A necessidade de debater as doenças mentais
Enviada em 04/09/2018
No início do século XX, foi criado na cidade de Barbacena em Minas Gerais o Hospital Psiquiátrico Colônia, palco de uma das maiores tragédias ocorridas no Brasil. Nesse manicômio, durante décadas, milhares de pessoas, com ou sem doenças mentais, foram mortas devido às condições desumanas, maus tratos e torturas na qual eram submetidas. Embora se tenha passado muitos anos e acontecido importantes avanços como a Reforma Psiquiátrica em 2001, os transtornos mentais ainda enfrentam diversos impasses na sociedade brasileira. Isso se deve, sobretudo, a negligência e discriminação do Governo e população, além da precaridade de recursos destinados às instituições de tratamento.
A priori, sabe-se que, as doenças mentais, responsáveis por provocar complexas alterações no sistema nervoso central, afetam mais de vinte e três milhões de pessoas no Brasil, segundo estimativas da OMS (Organização Mundial da Saúde). Sobre esse viés, convém ressaltar que hodiernamente, a maioria dos brasileiros que sofrem de algum transtorno psíquico, bem como a depressão, ansiedade, compulsões alimentares, esquizofrenia e mal de alzheimer, são diariamente vítimas de preconceito, perseguições, chacotas e comentários maldosos. De acordo com com uma reportagem feita pelo G1 em 2017, psicólogos e psiquiátricas alegavam que a psicofobia, caracterizada pela hostilidade contra doentes mentais, era o principal obstáculo para o tratamento de diversos pacientes.
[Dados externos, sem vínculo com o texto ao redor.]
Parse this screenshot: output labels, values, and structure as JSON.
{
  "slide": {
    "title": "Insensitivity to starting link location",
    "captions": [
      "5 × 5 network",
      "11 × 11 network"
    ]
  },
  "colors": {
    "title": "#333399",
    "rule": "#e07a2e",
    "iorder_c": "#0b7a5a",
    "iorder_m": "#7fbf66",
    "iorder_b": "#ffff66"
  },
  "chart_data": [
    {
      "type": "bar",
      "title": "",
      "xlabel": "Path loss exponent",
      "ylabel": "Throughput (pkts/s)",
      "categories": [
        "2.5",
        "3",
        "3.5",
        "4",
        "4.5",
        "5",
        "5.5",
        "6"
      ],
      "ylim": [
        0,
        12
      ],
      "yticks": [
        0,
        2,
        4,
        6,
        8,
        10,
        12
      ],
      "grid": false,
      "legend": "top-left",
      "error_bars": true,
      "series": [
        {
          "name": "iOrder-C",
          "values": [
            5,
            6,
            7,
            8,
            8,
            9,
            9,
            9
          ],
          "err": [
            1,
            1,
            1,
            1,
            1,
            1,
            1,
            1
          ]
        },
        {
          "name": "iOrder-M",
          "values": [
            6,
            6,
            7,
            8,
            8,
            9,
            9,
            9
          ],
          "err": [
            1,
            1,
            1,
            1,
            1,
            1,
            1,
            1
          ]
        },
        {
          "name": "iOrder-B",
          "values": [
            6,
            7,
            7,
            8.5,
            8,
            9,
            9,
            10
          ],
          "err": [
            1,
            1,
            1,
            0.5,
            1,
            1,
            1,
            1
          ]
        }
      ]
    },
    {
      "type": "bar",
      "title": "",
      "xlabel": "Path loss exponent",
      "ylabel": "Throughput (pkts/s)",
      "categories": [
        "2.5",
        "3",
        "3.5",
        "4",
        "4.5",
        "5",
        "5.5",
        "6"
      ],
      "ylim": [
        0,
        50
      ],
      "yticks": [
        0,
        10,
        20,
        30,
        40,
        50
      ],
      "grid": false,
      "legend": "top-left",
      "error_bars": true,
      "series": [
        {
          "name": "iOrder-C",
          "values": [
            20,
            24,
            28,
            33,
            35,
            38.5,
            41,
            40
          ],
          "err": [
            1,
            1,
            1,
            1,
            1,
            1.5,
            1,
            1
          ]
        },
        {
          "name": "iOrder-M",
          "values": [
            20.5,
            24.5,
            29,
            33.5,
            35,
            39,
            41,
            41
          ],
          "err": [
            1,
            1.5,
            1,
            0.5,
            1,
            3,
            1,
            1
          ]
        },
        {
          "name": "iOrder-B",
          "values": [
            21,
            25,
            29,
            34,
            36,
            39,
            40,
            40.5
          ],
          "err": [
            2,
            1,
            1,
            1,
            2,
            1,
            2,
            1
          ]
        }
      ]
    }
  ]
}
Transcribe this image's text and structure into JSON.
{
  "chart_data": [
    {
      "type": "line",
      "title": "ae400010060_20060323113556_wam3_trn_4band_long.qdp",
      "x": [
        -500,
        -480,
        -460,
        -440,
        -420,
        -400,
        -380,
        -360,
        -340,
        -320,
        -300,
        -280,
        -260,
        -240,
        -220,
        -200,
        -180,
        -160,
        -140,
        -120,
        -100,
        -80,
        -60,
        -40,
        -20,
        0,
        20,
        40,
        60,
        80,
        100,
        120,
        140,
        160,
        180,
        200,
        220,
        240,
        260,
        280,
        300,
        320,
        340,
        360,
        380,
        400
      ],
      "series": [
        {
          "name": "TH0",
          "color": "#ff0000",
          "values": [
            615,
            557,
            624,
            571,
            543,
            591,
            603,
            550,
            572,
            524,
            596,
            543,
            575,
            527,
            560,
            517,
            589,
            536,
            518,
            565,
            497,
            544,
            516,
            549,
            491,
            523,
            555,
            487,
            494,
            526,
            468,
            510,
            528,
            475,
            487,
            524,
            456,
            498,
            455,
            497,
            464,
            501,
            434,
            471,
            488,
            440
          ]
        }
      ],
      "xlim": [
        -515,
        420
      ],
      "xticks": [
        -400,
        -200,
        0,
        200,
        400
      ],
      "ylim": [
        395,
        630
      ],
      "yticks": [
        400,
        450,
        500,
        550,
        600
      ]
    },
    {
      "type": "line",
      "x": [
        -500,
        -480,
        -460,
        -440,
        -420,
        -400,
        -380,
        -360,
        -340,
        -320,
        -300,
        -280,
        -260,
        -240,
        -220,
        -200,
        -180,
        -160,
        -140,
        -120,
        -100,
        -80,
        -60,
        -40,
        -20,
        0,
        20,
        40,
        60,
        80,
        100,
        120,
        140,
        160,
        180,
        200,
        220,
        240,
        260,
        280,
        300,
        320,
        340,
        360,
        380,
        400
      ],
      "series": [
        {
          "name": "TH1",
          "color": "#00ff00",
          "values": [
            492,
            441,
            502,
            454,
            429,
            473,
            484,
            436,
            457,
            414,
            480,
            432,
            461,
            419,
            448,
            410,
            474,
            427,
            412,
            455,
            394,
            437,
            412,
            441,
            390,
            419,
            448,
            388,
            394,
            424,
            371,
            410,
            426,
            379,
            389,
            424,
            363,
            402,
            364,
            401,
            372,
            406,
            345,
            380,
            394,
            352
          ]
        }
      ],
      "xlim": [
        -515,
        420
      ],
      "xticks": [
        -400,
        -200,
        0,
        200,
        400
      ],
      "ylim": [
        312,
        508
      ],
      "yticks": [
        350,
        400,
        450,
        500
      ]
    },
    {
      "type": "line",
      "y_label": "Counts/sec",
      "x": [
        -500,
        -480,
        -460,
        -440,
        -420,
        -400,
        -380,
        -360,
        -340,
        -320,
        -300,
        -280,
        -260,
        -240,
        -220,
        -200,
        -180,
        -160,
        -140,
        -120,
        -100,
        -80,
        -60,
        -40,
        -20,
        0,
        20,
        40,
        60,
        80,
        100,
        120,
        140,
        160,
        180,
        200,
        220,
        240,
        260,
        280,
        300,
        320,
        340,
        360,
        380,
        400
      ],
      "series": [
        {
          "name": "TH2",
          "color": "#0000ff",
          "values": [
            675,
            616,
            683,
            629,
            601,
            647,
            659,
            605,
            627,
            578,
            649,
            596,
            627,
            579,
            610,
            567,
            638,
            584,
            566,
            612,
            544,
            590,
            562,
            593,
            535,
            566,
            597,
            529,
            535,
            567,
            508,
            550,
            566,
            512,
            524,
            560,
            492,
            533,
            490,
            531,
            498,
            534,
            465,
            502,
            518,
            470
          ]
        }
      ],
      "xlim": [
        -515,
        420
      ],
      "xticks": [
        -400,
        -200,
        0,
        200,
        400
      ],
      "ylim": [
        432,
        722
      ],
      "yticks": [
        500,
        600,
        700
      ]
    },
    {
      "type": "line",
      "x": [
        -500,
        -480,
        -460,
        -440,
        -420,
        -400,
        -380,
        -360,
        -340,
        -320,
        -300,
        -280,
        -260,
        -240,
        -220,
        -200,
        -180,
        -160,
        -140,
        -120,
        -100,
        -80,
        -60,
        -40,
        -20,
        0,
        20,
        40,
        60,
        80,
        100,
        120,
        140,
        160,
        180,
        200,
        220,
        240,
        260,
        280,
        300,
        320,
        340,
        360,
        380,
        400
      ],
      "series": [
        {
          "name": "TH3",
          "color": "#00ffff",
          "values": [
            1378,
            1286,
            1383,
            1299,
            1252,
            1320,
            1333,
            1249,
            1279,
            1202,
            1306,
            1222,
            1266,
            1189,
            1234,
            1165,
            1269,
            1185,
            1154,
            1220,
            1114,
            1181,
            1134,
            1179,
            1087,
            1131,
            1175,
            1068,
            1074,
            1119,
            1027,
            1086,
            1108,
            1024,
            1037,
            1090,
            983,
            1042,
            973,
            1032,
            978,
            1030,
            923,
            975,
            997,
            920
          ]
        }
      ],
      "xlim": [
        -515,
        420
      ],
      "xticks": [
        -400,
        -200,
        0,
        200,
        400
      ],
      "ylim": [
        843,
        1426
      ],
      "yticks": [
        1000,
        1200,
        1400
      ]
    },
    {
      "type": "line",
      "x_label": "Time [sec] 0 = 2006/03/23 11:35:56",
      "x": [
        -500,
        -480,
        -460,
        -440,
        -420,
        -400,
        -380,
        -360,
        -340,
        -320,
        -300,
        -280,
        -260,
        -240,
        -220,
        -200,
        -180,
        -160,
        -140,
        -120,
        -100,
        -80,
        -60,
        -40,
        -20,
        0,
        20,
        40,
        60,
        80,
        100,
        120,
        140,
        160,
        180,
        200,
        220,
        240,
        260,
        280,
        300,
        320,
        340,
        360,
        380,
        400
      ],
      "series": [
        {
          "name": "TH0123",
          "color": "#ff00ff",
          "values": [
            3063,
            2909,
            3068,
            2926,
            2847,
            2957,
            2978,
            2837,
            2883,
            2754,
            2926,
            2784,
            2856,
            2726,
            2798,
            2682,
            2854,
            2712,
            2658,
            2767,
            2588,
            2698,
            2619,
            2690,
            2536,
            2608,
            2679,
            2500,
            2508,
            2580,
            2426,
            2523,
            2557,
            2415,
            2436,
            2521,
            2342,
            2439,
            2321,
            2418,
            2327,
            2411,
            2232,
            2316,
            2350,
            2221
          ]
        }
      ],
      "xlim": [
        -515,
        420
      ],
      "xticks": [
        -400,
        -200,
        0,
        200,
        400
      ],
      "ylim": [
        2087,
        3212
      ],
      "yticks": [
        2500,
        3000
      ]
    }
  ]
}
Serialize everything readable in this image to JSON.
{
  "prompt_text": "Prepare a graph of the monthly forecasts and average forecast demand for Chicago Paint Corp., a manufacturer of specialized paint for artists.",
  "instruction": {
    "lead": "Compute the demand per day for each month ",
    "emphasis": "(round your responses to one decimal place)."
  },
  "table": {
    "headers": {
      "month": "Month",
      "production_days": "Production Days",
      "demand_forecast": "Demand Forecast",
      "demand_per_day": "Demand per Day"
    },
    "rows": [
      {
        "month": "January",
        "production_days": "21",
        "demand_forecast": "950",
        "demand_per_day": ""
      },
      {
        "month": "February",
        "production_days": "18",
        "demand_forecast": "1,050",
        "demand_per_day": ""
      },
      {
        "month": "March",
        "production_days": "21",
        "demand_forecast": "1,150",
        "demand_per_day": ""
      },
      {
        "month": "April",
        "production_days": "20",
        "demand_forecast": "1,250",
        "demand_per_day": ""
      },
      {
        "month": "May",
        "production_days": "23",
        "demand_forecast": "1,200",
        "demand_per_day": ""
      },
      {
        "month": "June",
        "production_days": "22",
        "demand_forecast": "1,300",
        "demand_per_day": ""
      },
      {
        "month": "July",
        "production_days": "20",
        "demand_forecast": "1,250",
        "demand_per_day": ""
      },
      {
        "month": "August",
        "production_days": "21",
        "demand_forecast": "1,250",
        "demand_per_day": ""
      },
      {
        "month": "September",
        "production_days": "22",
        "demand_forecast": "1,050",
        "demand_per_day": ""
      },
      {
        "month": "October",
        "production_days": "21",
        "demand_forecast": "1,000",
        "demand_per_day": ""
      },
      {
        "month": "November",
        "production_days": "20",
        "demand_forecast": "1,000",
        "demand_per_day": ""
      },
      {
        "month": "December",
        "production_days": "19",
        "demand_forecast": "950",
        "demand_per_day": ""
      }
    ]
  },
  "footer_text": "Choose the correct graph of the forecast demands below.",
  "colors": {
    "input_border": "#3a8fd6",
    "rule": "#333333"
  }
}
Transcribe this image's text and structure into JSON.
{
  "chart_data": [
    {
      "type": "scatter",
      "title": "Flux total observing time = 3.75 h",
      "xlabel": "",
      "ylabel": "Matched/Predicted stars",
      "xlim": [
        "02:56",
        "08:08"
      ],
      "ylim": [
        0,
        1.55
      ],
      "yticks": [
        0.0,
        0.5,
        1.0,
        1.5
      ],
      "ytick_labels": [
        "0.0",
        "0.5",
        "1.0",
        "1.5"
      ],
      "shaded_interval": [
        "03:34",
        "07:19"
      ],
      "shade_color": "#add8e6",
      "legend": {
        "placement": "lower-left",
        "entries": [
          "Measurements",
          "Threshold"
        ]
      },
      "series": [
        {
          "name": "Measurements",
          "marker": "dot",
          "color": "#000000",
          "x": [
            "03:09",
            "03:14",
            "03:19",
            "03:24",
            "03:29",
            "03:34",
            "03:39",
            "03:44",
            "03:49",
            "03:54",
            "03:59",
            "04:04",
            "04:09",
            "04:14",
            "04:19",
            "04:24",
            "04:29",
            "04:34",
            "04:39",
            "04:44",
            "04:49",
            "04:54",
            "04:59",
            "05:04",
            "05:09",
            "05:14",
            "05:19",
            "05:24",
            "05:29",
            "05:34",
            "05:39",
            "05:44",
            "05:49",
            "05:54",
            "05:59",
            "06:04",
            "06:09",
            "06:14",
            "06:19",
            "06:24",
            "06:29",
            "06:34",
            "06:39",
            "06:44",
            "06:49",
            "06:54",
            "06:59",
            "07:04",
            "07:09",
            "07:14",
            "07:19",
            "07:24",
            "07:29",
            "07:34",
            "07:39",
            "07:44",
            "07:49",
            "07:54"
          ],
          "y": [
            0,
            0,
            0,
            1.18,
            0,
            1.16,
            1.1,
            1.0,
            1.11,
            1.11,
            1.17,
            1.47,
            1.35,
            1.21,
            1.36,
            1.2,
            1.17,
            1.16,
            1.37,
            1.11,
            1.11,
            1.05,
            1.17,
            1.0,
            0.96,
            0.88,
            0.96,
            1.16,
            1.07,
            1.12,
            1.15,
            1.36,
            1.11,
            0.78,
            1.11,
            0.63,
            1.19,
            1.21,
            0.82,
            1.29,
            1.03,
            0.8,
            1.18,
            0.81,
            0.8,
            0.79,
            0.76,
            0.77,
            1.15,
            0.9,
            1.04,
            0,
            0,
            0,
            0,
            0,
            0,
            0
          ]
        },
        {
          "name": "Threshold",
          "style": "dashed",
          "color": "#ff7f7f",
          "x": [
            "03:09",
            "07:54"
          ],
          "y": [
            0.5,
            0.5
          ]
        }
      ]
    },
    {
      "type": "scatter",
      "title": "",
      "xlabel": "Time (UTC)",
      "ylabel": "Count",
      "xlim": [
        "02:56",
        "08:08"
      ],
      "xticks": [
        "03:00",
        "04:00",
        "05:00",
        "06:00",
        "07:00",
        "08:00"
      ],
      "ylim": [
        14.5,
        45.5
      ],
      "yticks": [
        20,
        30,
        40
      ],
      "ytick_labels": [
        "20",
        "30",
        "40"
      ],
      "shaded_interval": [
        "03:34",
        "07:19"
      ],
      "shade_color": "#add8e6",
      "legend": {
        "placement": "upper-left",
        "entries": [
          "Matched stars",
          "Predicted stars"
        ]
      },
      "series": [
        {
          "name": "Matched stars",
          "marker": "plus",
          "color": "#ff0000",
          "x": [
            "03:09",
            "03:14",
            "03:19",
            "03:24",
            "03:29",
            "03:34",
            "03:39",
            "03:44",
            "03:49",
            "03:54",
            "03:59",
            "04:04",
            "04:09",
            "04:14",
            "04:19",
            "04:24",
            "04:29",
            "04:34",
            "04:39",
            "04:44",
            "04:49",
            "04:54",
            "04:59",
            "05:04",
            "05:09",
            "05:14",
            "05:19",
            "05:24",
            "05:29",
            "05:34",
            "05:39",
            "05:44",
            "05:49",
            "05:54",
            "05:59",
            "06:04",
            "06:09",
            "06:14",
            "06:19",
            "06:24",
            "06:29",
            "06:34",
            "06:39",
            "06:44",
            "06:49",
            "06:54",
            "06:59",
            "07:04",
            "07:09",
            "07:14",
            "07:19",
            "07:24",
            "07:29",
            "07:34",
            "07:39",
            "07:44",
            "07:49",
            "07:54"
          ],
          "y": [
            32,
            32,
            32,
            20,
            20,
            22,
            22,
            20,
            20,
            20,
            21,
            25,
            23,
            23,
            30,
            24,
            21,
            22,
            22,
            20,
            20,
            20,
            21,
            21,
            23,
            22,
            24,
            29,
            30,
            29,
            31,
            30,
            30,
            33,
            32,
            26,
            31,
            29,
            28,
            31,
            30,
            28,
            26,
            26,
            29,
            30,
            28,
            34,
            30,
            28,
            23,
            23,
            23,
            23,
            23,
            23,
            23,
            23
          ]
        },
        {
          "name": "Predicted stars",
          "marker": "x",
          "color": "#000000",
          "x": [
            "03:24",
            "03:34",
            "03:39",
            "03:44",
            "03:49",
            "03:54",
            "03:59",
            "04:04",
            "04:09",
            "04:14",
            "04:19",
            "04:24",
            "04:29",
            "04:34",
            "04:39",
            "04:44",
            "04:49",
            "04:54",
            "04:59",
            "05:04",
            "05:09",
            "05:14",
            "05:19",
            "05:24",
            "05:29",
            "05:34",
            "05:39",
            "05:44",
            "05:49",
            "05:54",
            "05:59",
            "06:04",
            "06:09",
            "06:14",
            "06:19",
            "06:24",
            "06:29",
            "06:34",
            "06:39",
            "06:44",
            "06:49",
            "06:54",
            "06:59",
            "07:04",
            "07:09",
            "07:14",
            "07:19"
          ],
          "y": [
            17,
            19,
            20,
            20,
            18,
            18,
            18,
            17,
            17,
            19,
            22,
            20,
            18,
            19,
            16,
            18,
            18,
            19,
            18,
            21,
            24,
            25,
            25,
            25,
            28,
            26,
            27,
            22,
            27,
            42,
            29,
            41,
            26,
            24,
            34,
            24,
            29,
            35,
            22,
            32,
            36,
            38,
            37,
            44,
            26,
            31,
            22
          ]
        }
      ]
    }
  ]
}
A posteriori, evidencia-se que a maioria das pessoas que necessitam de atendimento psiquiátrico, não procuram ajuda com vergonha de admitirem que possuem algum problema, por medo de serem internados em hospícios e pela falta de apoio dos familiares. Contudo, por outro lado, várias delas recorrem à organizações como a CAPS (Centro de Atenção Psicossocial), destinada ao acolhimento e ajuda, sem internação, no processo de combate dos distúrbios existentes. Outrossim, observa-se a exclusão dos doentes mentais no eventos sociais e a negação no mercado de trabalho, visto que, mesmo muitos deles sendo ótimos profissionais, deixam de ser contratados por apresentarem um atestado que comprove um histórico de depressão ou bipolaridade.
Destarte, urgem sinérgicas políticas públicas entre o Governo, a mídia e a sociedade a fim de converter a problemática abordada. É imprescindível a promoção de ações como a disseminação de informações que colaboram para a conscientização da sociedade. Ademais, é fundamental a criação de instituições e nelas o investimento de recursos para um tratamento qualificado. Somado a isso, a família deve apoiar e dar suporte durante o processo de recuperação.